The ‘Other’ Dakota Leads the Nation in Economic Growth

Sully County, S.D., is frequently America's top-producing sunflower county. South Dakota grew its economy with the industry that’s long been the staple of the upper Midwest: farming. PHOTO: LANCE NIXON/CAPITAL JOURNAL VIA ASSOCIATED PRESS

The economy in South Dakota grew at a 9.2% seasonally adjusted annualized rate in the third quarter, far and away the most robust gain in the country, according to data released by the Commerce Department on Wednesday. That’s outsized growth compared with the country’s 1.9% advance in gross domestic product that quarter.

North Dakota, which for several years rode the oil boom to lead the nation in economic growth, went bust. Its economy contracted at a 3.4% pace, worst in the nation. A year earlier the state’s output had expanded 5% in the third quarter. (And that was a slowdown from 18.8% in the second quarter of 2014.)

South Dakota grew its economy with the industry that’s long been the staple of the upper Midwest: farming. The state’s agriculture sector contributed 6.9 percentage points to overall growth. South Dakota’s health care, retail and construction industries also grew at healthy rates.

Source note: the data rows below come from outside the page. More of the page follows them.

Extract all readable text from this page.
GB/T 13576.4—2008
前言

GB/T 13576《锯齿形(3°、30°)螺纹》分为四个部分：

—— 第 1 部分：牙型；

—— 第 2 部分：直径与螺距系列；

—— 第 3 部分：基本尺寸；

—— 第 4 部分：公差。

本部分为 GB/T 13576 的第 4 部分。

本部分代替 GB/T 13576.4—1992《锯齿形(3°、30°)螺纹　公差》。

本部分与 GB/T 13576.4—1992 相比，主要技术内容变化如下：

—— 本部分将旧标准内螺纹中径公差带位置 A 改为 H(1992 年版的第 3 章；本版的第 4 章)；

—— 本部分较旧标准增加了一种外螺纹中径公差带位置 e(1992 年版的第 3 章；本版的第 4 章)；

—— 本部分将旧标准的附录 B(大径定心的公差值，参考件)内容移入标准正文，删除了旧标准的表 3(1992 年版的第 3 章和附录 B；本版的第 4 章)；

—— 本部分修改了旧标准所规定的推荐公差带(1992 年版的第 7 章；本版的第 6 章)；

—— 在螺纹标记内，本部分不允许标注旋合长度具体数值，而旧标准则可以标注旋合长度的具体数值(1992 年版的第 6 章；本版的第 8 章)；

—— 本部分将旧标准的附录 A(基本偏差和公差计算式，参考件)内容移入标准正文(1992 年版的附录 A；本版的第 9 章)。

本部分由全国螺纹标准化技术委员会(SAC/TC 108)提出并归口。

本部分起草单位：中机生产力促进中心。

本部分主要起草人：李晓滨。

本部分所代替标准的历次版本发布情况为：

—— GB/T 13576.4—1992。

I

All but three states increased economic output in the third quarter, but South Dakota was one of just eight states to grow at a more rapid rate compared with the second quarter. Most of the others are also dependent on farming. The Kansas economy expanded at a 6.5% annual pace. Iowa grew at a 6.4% rate and Nebraska advanced 5.4%.

Those gains reflect a turnaround in farm incomes. Farm earnings grew 17.5% in the third quarter of 2015, after falling 4.5% in the second quarter, according to Commerce Department data. Still, the Agriculture Department expects farm incomes to slump in 2016, so the gains could be short-lived.

The largest slowdown in economic growth occurred in Washington. That state’s economy eased to a 0.8% advance in the third quarter from an 8% gain in the second. Weaker real estate and retail sectors dragged on growth.